Spaces to exercise the right to the city
Diversity as a resource for society
The term “inclusive city” was introduced for the first time in 2001 by the United Nations, which defined it as “a place where everyone, regardless of their economic status, gender, race, ethnicity or religion, is enabled and empowered to fully participate in the social, economic and political opportunities that are on offer” (United Nations Centre for human settlements 2001). A city can therefore be defined as inclusive when it builds its policies and identity on the explicit recognition that diversity can be a resource for the development of society. Although the inclusive city is a shared virtuous model towards which to strive, the urban space includes many factors that increase polarization, fragmentation, and social exclusion, under the influence of the global market.
Within this articulate system, common goods can play a crucial role in making a city inclusive. Specifically, commons, in their broadest sense as places of solidarity and sharing of community-based practices, are proving essential in providing services and support to communities, especially to the people more often excluded and marginalized by our society.
The commons become to exercise the right to the city
The activities offered range from reception and hospitality to social inclusion and education, training and job placement. The commons therefore become spaces to exercise the “right to the city”: experiences that generate positive encounters and cultural exchanges, promoting an equal and active participation of communities in the development of the city and in the fulfillment of the needs of a varied population. A haven for those on the fringes of society, safe and comfortable spaces that have the ability to provide and reproduce social stability by surpassing market and central government control.
Therefore, this itinerary shows how the emergence of urban commons is often a reaction to all the laws and mechanisms of global capitalism that physically exclude those who cannot afford to pay the price imposed by the market for goods and services, or cannot benefit from state welfare systems because they are refugees, migrants, marginalized people or simply because they want to live differently within society.
Inclusion through solidarity social and economic models
The cases presented here are indeed notable for being promoters of unconventional activities of care and collective management of common goods in which new forms of living spaces are tested out and new ways of inclusion are experimented with through social and economic models of solidarity and sustainability.
These unique experiences make “commoning” – the practices of sharing material and immaterial resources – both the means and the end for the promotion of alternative projects in social housing, education, culture, trade, production and provision of services.

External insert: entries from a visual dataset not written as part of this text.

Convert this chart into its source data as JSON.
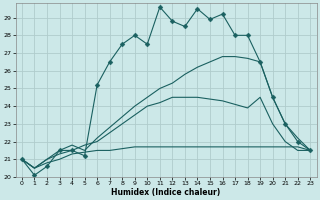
{
  "xlabel": "Humidex (Indice chaleur)",
  "bg_color": "#cce8e8",
  "grid_color": "#b0cccc",
  "line_color": "#1a6060",
  "xlim": [
    -0.5,
    23.5
  ],
  "ylim": [
    20,
    29.8
  ],
  "yticks": [
    20,
    21,
    22,
    23,
    24,
    25,
    26,
    27,
    28,
    29
  ],
  "xticks": [
    0,
    1,
    2,
    3,
    4,
    5,
    6,
    7,
    8,
    9,
    10,
    11,
    12,
    13,
    14,
    15,
    16,
    17,
    18,
    19,
    20,
    21,
    22,
    23
  ],
  "series1_x": [
    0,
    1,
    2,
    3,
    4,
    5,
    6,
    7,
    8,
    9,
    10,
    11,
    12,
    13,
    14,
    15,
    16,
    17,
    18,
    19,
    20,
    21,
    22,
    23
  ],
  "series1_y": [
    21.0,
    20.1,
    20.6,
    21.5,
    21.5,
    21.2,
    25.2,
    26.5,
    27.5,
    28.0,
    27.5,
    29.6,
    28.8,
    28.5,
    29.5,
    28.9,
    29.2,
    28.0,
    28.0,
    26.5,
    24.5,
    23.0,
    22.0,
    21.5
  ],
  "series2_x": [
    0,
    1,
    2,
    3,
    4,
    5,
    6,
    7,
    8,
    9,
    10,
    11,
    12,
    13,
    14,
    15,
    16,
    17,
    18,
    19,
    20,
    21,
    22,
    23
  ],
  "series2_y": [
    21.0,
    20.5,
    21.0,
    21.5,
    21.8,
    21.5,
    22.2,
    22.8,
    23.4,
    24.0,
    24.5,
    25.0,
    25.3,
    25.8,
    26.2,
    26.5,
    26.8,
    26.8,
    26.7,
    26.5,
    24.5,
    23.0,
    22.2,
    21.5
  ],
  "series3_x": [
    0,
    1,
    2,
    3,
    4,
    5,
    6,
    7,
    8,
    9,
    10,
    11,
    12,
    13,
    14,
    15,
    16,
    17,
    18,
    19,
    20,
    21,
    22,
    23
  ],
  "series3_y": [
    21.0,
    20.5,
    20.8,
    21.0,
    21.3,
    21.4,
    21.5,
    21.5,
    21.6,
    21.7,
    21.7,
    21.7,
    21.7,
    21.7,
    21.7,
    21.7,
    21.7,
    21.7,
    21.7,
    21.7,
    21.7,
    21.7,
    21.7,
    21.5
  ],
  "series4_x": [
    0,
    1,
    2,
    3,
    4,
    5,
    6,
    7,
    8,
    9,
    10,
    11,
    12,
    13,
    14,
    15,
    16,
    17,
    18,
    19,
    20,
    21,
    22,
    23
  ],
  "series4_y": [
    21.0,
    20.5,
    21.0,
    21.3,
    21.5,
    21.8,
    22.0,
    22.5,
    23.0,
    23.5,
    24.0,
    24.2,
    24.5,
    24.5,
    24.5,
    24.4,
    24.3,
    24.1,
    23.9,
    24.5,
    23.0,
    22.0,
    21.5,
    21.5
  ]
}
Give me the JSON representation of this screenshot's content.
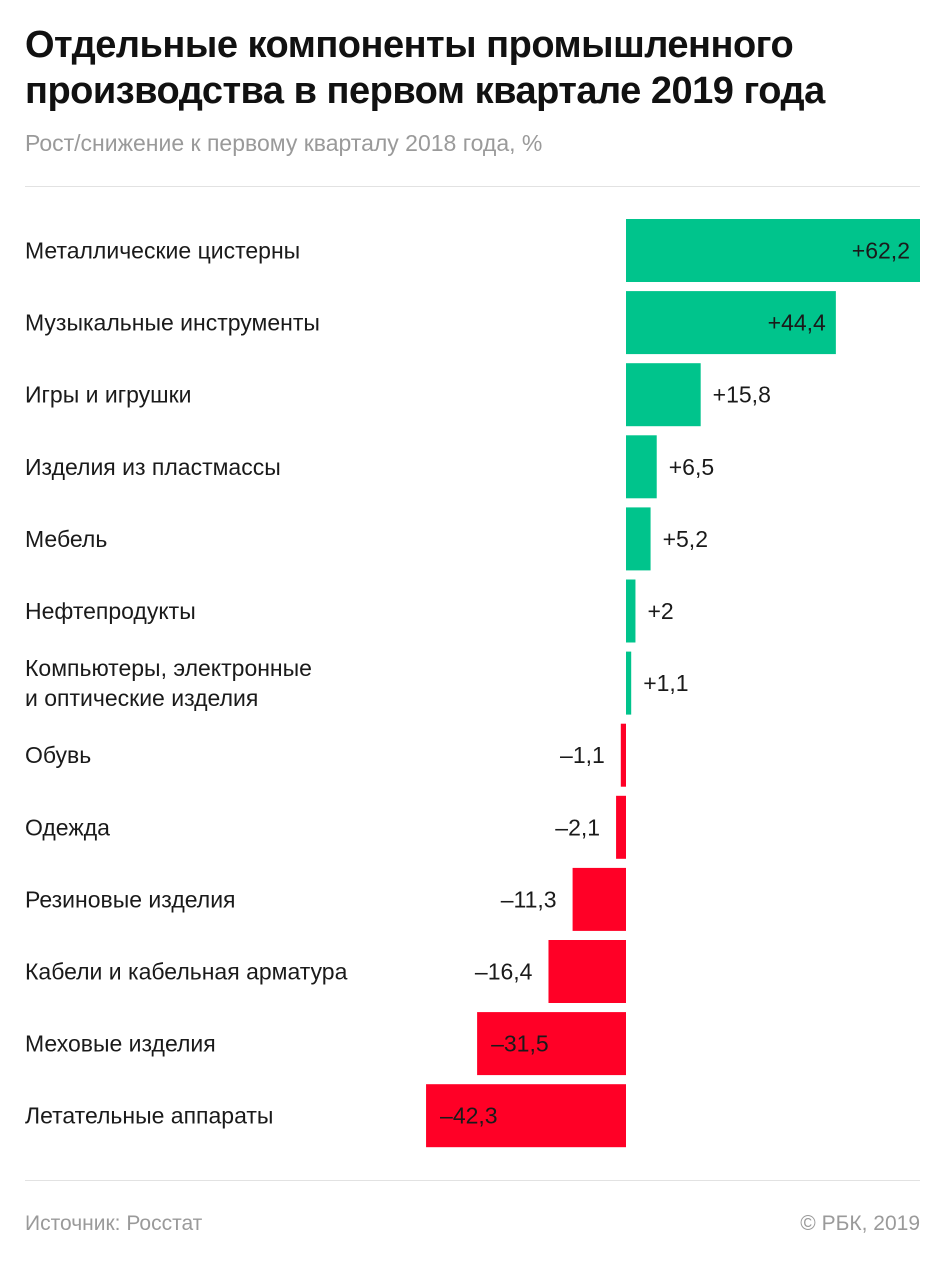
{
  "title": "Отдельные компоненты промышленного производства в первом квартале 2019 года",
  "subtitle": "Рост/снижение к первому кварталу 2018 года, %",
  "source": "Источник: Росстат",
  "copyright": "© РБК, 2019",
  "colors": {
    "positive": "#00c48c",
    "negative": "#ff0026"
  },
  "chart_data": {
    "type": "bar",
    "orientation": "horizontal",
    "categories": [
      [
        "Металлические цистерны"
      ],
      [
        "Музыкальные инструменты"
      ],
      [
        "Игры и игрушки"
      ],
      [
        "Изделия из пластмассы"
      ],
      [
        "Мебель"
      ],
      [
        "Нефтепродукты"
      ],
      [
        "Компьютеры, электронные",
        "и оптические изделия"
      ],
      [
        "Обувь"
      ],
      [
        "Одежда"
      ],
      [
        "Резиновые изделия"
      ],
      [
        "Кабели и кабельная арматура"
      ],
      [
        "Меховые изделия"
      ],
      [
        "Летательные аппараты"
      ]
    ],
    "values": [
      62.2,
      44.4,
      15.8,
      6.5,
      5.2,
      2,
      1.1,
      -1.1,
      -2.1,
      -11.3,
      -16.4,
      -31.5,
      -42.3
    ],
    "value_labels": [
      "+62,2",
      "+44,4",
      "+15,8",
      "+6,5",
      "+5,2",
      "+2",
      "+1,1",
      "–1,1",
      "–2,1",
      "–11,3",
      "–16,4",
      "–31,5",
      "–42,3"
    ],
    "xlim": [
      -42.3,
      62.2
    ],
    "grid": false
  }
}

These spaces allow for the practice of a new “active welfare” in support of the skills of the most fragile communities and individuals, reminding us that the quality of the urban space does not only depend on the infrastructures available within an area, but also on the quality of projects, the relationships they generate and the ability to tackle social conflicts, manage diversity and benefit from it.
Commons as a response to social crises: what’s going on in Greece?
The deep crisis that has affected Greece since the autumn of 2009 has had direct and serious consequences on people's everyday lives, with particular impact on the most vulnerable and fragile groups through cuts in pensions, wages, social services, tax increases and structural reforms.
Greek people react to the crisis by taking part to mutual-aid actions
As a reaction to the austerity politics imposed by the central government, solidarity and mutual-aid actions were initiated by collectives and individuals all over the country. From occupying the parliament square (Syntagma Square) with tents, to the “movement of the squares” born in 2011, there’s a lot of people who, acting outside their comfort zones, took part in public solidarity actions, which often led to new or alternative ways of using the urban space.
The country has seen the emergence of over 400 self-organized spaces, squats, collectives and community initiatives; around 40 solidarity clinics and pharmacies with an average of 46 volunteers per clinic and 2,000 people being taken care of per month; 47 self-managed food banks and 21 social kitchens with about 56 volunteers per group who, in 2014 alone, distributed 4,318 food packages per month; 45 distribution networks, with over 5,000 tons of products distributed; and about 30 solidarity education facilities.
From 2015 on, bottom-up solidarity projects arose for the reception of refugees
In spring 2015, it became clear that the domestic policies of the individual states were not enough to deal with the dramatic increase in the flow of refugees. According to the UNHCR, there are currently about 119,700 asylum seekers and recognized refugees in Greece; 100,600 are on the mainland and 19,100 are on the Aegean islands. In this case too, alongside the actions of the central government, other bottom-up solidarity projects and experiences arose to respond to the ongoing emergency. These solidarity practices, which today are an important experiment in shaping a new and different public sphere, are characterized by the implementation of alternative forms of engaging in politics in situations of crisis and deprivation, by the introduction of new actors in the field and by the ability to eventually reconfigure public space and redefine the forms of urban citizenship.
Commons for a future that is more open to solidarity, community-making and inclusion
The experiences that were included in this thematic itinerary propose a different narration of the Greek humanitarian emergency, one in which commons become examples of participatory democracy and direct action, for a future that is more open to solidarity, community-making and inclusion.